Ex 16:2...15; Eph 4:17-24; Jn 6:24-35

Homily

There is a sometimes subtle but important distinction between faith and superstition. Superstition consists in seeing extraordinary and miraculous interventions by God in everything we cannot explain. Faith consists in believing that God is our father, that he is the master of everything and everyone, and that consequently all the manifestations of his creation are ultimately manifestations of his love.

The Bible does not claim to be a treatise on the natural sciences. So when we read a text like the one about the giving of the manna during the Exodus, it is possible to recognise in it a phenomenon that can be explained naturally. However, this does not change the meaning of the biblical account. The meaning of this phenomenon, for the biblical author, is that it was perceived by the Jews as a manifestation of divine attention towards them.

In the Gospel, when the Jews follow Jesus because he has shown them signs and, in their superstition, they want to see even more signs, or simply, after the multiplication of the loaves, because they still want to eat, Jesus recommends that they get not only material bread but bread that lasts for eternal life. Now, this spiritual bread is the faith that enables us to do the works of God, that is, what God has commanded.

The Father loved us so much that he gave us his Son. And what have we done with him? He created us in his image and likeness, and what have we done with that image in ourselves and in others?

To those of us who have food to eat - natural bread and the bread of the Word of God - Jesus reminds us that we too must give to those who have not. We must share the Eucharistic bread and the bread of the Word of God through our lives; that is to say, we must pass on in our lives what we receive during this Eucharistic celebration; but we must also give of our material possessions to those who have none, following the example of Christ who stripped himself of everything in order to give himself to us. His call resonates with particular force in a world like ours, where today a quarter of humanity suffers from hunger or malnutrition.

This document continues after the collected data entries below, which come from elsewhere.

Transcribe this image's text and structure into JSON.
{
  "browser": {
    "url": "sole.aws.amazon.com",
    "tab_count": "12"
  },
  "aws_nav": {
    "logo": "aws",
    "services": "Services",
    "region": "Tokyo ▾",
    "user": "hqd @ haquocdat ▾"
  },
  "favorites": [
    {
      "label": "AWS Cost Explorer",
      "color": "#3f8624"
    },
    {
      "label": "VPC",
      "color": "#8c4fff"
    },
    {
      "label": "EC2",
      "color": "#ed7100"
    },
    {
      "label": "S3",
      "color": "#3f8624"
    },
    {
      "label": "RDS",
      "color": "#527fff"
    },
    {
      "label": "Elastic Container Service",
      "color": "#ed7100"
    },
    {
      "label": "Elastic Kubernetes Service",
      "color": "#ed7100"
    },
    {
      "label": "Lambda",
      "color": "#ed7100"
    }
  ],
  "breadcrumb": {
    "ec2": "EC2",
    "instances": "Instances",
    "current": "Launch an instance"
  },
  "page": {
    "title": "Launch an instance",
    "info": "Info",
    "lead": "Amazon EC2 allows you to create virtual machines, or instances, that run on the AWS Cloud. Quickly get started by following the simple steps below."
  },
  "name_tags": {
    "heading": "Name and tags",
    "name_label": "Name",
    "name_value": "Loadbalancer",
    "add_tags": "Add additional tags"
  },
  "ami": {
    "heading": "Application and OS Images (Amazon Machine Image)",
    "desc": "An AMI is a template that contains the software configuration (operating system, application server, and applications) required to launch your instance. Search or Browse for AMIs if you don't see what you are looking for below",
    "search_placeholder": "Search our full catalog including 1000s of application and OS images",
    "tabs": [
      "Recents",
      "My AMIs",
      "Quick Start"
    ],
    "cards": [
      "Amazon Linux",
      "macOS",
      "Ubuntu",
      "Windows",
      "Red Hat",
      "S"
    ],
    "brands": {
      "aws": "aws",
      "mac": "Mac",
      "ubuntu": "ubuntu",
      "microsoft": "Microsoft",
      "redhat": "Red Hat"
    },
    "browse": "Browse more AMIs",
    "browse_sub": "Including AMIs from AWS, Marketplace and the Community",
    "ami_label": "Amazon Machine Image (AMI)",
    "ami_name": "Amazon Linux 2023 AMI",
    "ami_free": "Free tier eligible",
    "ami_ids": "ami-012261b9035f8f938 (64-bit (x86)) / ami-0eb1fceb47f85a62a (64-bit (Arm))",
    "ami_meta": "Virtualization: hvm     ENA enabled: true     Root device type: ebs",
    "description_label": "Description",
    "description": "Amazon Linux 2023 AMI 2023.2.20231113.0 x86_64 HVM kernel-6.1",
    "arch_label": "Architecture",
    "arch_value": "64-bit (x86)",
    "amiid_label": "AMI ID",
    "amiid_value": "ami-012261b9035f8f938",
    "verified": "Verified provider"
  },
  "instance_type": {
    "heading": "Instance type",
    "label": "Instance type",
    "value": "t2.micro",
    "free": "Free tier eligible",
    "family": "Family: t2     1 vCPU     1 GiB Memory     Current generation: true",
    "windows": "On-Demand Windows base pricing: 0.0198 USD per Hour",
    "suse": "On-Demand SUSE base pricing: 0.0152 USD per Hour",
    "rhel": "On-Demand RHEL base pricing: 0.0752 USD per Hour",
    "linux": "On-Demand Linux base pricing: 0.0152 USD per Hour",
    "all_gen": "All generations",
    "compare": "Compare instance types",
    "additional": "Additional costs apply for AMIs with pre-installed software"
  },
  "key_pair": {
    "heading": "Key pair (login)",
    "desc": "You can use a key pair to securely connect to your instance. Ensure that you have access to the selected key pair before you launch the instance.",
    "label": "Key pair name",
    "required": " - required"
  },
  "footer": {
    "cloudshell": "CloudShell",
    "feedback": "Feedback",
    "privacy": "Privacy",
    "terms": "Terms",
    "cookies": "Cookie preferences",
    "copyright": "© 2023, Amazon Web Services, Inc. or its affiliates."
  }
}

In this Gospel, Jesus invites the crowd -- and therefore us too -- to think no longer only of the material food, but of the One who gives it. And when the Jews ask him to give them the "bread of life" of which he speaks, he replies: "I am the bread of life" -- a phrase as powerful and revealing as "I am the light of the world" or "I am the good shepherd".

Let us no longer live as in the Old Testament, expecting everything to fall from heaven like manna. Instead, let us live as in the New Testament, giving generously of ourselves to one another, as Jesus gave himself to us and for us.